May 23, 2010 — -- Climate scientist Michael Mann says he has received hundreds of them -- threatening e-mails and phone calls calling him a criminal, a communist or worse.
"6 feet under, with the roots, is were you should be," one e-mail reads. "How know 1 one has been the livin p*ss out of you yet, i was hopin i would see the news that you commited suicide, Do it."
"I've been called just about everything in the book," Mann, who runs of the Earth System Science Center at Penn State University, told ABC News. "It's an attempt to chill the discourse, and I think that's what's most disconcerting."
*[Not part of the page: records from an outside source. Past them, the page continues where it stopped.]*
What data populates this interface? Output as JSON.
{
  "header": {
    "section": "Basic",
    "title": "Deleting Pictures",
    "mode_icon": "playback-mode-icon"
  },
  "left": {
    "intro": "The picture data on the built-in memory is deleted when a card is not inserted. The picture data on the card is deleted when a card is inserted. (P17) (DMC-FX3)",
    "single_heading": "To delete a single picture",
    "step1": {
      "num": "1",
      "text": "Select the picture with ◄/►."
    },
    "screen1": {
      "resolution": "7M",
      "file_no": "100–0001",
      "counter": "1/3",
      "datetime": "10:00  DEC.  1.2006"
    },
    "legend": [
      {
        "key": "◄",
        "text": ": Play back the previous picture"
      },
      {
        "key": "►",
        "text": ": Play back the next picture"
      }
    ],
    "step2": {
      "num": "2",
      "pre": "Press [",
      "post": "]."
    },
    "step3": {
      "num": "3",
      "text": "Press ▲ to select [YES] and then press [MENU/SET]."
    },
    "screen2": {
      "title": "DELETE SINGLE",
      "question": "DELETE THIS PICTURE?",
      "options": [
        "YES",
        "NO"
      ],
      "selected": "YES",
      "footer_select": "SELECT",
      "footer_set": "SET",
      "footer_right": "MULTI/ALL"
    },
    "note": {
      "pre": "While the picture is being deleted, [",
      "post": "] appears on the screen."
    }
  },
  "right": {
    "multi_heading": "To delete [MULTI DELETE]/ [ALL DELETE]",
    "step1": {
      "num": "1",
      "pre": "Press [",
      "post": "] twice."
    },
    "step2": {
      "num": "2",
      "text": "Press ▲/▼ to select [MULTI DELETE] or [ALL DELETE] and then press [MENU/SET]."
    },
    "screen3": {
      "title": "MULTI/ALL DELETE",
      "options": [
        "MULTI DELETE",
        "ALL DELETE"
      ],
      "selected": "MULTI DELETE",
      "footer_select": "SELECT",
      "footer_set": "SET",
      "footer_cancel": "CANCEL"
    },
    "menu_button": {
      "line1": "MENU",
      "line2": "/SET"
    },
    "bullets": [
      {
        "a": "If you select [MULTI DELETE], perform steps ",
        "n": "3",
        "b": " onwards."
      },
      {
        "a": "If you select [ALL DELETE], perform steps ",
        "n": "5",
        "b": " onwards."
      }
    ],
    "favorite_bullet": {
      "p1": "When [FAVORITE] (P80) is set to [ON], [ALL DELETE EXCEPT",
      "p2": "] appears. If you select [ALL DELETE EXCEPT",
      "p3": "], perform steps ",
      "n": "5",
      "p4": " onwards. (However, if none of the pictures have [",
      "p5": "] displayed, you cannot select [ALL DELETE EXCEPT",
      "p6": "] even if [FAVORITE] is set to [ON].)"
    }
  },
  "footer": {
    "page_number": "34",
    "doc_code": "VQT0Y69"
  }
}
Mann is not the only one. The FBI says it's seeing an uptick in threatening communications to climate scientists. Recently, a white supremacist website posted Mann's picture alongside several of his colleagues with the word "Jew" next to each image.
One climate scientist, who did not wish to be identified, told ABC News he's had a dead animal left on his doorstep, and now sometimes travels with bodyguards.
"Human-caused climate change is a reality," Mann said. "There are clearly some who find that message inconvenient, and unfortunately they appear willing to turn to just about any tactics to try to suppress that message."
Many climate scientists, however, say the most disturbing recent example of what they call intimidation is not anonymous hate mail.
Rather, they point to a governmental report released in February by Sen. James Inhofe, R-Okla., one of the most vocal climate skeptics in office, which names 17 climate scientists and argues some of them may have engaged in "potentially criminal behavior."
Inhofe's report referred to an incident late last year known as "Climate Gate," in which e-mails hacked from computers at the University of East Anglia in Britain gave the impression some climate scientists may have been trying to hide flaws in their research. Several subsequent investigations have exonerated the scientists' work.
One section of Inhofe's report outlined the laws the scientists may have violated, including the Federal False Statements Act, which the report noted could be punishable with imprisonment of "not more than five years."